Even though they are not blocking packets they are clearly trying to use tie-ins to their advantage rather than competing by providing more effective Internet access. Comcast has publicly stated that they will provide unfettered access to the Internet. Apparently their promises aren't worth much. Will I have to buy a separate "pipe" to access each provider special version of their Internet?
Why would Disney want to limit its audience to Comcast subscribers?
Cities how have awarded Comcast the privilege of providing services should reexamine their arrangements in light of this hostility to the Internet.
Those who wondered why we shouldn't let a company like Disney subsidize Internet access should see this an example of the price we'd pay for letting Disney buy the Internet.

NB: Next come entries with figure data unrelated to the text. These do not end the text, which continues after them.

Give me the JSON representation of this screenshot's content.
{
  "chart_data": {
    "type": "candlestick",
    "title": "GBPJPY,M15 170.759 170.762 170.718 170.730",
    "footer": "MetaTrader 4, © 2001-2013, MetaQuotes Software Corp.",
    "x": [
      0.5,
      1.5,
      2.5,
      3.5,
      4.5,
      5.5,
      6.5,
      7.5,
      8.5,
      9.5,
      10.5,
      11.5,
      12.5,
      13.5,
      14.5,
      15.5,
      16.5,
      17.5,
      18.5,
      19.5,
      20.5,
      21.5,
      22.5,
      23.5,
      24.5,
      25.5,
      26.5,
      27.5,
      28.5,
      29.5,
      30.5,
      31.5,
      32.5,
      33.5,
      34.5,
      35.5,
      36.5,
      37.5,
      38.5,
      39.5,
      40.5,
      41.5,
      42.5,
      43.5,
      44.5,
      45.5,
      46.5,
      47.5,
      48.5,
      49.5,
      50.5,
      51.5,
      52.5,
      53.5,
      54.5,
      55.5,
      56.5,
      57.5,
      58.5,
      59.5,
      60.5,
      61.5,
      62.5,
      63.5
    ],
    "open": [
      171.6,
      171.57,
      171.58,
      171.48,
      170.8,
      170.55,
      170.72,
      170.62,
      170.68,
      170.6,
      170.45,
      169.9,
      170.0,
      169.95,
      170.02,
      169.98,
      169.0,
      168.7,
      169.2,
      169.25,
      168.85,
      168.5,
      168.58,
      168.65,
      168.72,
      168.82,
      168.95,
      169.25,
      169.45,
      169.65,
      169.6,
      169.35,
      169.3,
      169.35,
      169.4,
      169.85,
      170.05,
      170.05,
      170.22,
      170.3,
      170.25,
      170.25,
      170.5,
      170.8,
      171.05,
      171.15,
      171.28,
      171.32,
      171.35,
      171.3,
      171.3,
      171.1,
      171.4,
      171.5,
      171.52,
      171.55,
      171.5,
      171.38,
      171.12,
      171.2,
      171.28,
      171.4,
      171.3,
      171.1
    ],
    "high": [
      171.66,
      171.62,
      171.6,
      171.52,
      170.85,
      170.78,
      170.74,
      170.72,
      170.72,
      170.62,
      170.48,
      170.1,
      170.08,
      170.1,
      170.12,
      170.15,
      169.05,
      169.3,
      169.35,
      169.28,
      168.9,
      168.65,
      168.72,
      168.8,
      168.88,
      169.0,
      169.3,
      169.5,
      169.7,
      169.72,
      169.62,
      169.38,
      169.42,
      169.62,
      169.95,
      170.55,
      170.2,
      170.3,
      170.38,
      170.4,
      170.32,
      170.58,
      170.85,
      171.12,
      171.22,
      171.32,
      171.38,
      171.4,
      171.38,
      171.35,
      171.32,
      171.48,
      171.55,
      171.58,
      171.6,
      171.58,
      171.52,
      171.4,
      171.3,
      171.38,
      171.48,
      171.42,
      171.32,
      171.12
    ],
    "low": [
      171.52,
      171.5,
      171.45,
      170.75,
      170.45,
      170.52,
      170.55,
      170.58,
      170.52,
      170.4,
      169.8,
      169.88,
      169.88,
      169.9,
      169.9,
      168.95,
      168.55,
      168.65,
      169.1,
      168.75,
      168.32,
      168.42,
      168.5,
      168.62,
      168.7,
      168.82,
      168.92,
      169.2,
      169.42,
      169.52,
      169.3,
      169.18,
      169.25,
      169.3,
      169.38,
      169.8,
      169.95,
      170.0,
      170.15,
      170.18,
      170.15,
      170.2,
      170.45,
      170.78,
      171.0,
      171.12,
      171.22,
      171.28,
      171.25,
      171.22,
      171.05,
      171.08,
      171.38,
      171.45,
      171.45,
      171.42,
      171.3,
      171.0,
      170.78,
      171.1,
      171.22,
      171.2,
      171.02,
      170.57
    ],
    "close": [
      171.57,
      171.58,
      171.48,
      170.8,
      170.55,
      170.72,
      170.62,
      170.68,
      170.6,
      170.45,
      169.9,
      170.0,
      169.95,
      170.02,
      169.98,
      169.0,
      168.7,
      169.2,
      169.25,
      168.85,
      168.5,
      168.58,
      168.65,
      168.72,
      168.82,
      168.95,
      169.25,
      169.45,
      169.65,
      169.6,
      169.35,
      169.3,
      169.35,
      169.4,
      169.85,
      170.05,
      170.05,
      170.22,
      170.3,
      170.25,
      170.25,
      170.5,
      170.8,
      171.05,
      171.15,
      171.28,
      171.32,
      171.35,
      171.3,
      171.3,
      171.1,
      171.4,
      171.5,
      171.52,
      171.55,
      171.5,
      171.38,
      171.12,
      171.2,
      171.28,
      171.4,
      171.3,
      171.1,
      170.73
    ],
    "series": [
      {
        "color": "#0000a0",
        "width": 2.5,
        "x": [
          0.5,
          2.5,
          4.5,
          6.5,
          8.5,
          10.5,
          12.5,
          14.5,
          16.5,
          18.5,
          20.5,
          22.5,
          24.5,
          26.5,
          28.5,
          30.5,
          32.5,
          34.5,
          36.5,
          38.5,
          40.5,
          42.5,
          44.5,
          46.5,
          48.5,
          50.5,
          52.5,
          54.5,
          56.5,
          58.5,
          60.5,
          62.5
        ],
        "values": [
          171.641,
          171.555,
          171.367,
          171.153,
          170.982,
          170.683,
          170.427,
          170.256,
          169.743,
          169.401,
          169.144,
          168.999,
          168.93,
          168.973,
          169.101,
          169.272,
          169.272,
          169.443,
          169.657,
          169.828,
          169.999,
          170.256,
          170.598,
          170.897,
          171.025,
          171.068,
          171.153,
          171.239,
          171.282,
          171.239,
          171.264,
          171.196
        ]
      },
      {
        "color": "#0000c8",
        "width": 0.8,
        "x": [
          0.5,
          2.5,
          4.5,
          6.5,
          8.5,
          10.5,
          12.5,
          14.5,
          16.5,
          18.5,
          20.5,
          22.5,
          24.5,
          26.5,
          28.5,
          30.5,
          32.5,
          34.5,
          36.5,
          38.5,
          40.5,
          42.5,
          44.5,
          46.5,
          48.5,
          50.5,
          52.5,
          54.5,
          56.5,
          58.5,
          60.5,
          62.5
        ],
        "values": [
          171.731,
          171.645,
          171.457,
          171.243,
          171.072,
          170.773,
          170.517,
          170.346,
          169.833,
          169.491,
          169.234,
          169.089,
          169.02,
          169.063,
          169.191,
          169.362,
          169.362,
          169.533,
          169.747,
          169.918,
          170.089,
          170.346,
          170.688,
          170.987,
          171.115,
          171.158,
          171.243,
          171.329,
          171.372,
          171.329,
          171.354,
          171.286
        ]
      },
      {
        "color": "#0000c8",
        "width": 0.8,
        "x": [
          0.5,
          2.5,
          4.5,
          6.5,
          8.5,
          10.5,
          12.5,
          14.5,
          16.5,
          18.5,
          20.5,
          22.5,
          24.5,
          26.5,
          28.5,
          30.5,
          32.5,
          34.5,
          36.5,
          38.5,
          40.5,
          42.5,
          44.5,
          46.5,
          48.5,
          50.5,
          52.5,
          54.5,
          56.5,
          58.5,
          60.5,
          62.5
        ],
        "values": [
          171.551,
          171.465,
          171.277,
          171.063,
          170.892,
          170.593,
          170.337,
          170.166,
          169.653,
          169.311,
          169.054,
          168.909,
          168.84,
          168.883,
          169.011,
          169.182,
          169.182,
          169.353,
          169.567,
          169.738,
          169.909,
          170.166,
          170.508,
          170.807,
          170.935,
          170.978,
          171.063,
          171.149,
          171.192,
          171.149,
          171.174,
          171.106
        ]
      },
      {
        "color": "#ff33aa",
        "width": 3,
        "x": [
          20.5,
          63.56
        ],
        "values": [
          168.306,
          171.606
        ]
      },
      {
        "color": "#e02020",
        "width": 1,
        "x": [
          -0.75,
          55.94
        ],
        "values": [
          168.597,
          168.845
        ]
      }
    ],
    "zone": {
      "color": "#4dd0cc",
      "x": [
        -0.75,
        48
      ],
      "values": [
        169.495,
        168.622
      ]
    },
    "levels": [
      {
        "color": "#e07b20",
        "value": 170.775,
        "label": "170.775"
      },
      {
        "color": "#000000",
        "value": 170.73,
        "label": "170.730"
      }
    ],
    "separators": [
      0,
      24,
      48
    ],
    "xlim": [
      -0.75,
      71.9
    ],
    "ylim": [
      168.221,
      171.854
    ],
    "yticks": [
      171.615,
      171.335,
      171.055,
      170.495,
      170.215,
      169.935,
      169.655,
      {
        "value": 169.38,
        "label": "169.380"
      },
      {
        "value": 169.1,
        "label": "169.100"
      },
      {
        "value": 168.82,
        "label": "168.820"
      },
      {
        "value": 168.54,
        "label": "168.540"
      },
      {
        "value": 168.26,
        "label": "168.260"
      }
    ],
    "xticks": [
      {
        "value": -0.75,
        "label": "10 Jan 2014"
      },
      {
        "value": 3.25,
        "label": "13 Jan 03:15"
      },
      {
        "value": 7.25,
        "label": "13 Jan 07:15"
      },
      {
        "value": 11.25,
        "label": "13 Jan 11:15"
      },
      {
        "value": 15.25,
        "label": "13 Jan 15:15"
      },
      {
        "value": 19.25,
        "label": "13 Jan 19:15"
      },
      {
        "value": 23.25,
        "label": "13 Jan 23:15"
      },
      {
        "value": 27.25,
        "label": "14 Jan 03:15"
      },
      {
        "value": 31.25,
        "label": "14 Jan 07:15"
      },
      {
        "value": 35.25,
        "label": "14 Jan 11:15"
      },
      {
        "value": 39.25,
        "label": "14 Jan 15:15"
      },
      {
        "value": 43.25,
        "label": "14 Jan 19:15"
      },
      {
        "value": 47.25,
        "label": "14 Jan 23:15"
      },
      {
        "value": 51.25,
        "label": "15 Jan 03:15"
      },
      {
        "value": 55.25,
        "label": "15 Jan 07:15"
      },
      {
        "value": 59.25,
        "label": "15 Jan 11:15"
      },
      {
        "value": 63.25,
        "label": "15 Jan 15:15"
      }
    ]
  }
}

Comcast/Disney -- the Anti-Internet
Am I overreacting?. Comcast may be allowed to offer services to their subscribers but what bothers me is that Internet connectivity is a fundamental and vital commodity. That's the reason we had common carrier rules for telephony -- not simply to avoid companies taking advantage of their privileged position but also to meet a societal goal of creating a commons. The Internet is valuable because it is such a large commons. Those who seek advantage by carving out exclusive reserves within this commons leaves each of a us a little poorer.
When they take advantage of our trust and their privileged position as providers of connectivity I must object and make my objection heard.